Typical energy values per 100g: 360kJ/86kcal.
  • 1tbsp olive oil
  • 1 onion, finely chopped
  • 1 carrot, finely cubed
  • 1 stick celery, chopped
  • 1 clove garlic, crushed
  • 1tbsp fresh thyme leaves (or any green herbs)
  • 1tbsp tomato purée
  • 1tbsp plain flour
  • 75g frozen peas
  • 400ml chicken stock, or a mixture of stock and leftover gravy
  • 3 vine tomatoes, roughly chopped
  • 300g leftover duck, shredded
  • 3 Maris Piper potatoes, cut into large chunks
  • 25g salted butter
  • 1 egg yolk
  • 1 medium parsnip, coarsely grated
  • Heat the oil in a large pan, add the onion, carrot, celery and garlic. Fry over a medium- low heat for about 8-10 mins, stirring occasionally, until the vegetables have softened but not browned.

  • Add the thyme, tomato purée, flour and peas then fry for 2 mins, stirring gently. Pour in the stock and add the tomatoes. Cook for 4-5 mins until the sauce thickens. Remove from the heat and combine with the duck meat. Transfer to a 1.5L ovenproof dish.

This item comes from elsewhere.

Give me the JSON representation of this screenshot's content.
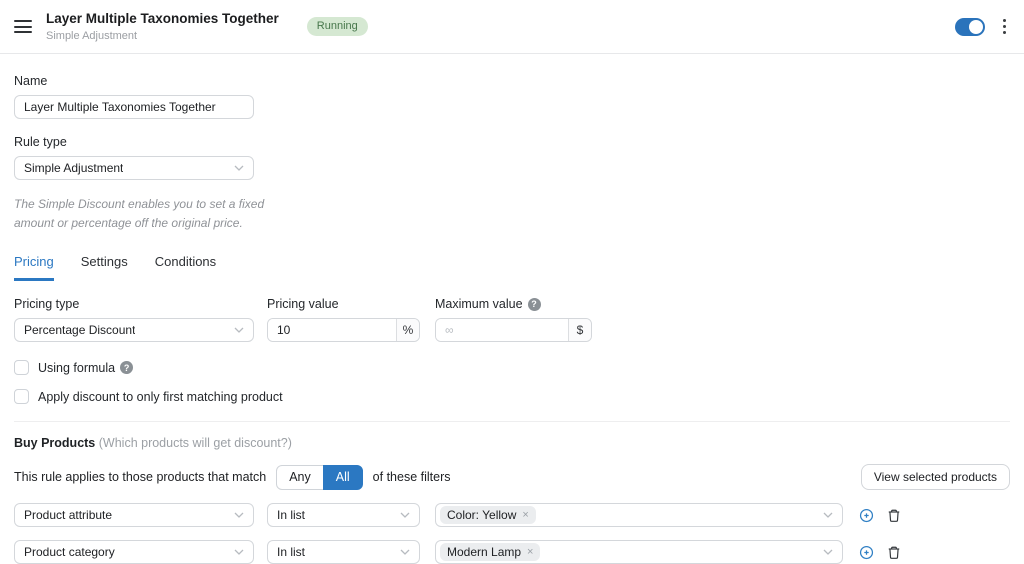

  • Meanwhile, preheat the oven to 180C/160C Fan/ Gas 4. Bring a large pan of water to the boil, add the potatoes, then simmer for 10-12 mins, or until tender and just starting to break up. Drain, return to the pan and mash until smooth. Beat in the butter and egg yolk before adding the grated parsnip.

  • Top the duck mixture with the mash and rough up with a fork. Return to the oven and bake for 20-30 mins until the mash topping turns golden and the ridges are crispy and brown.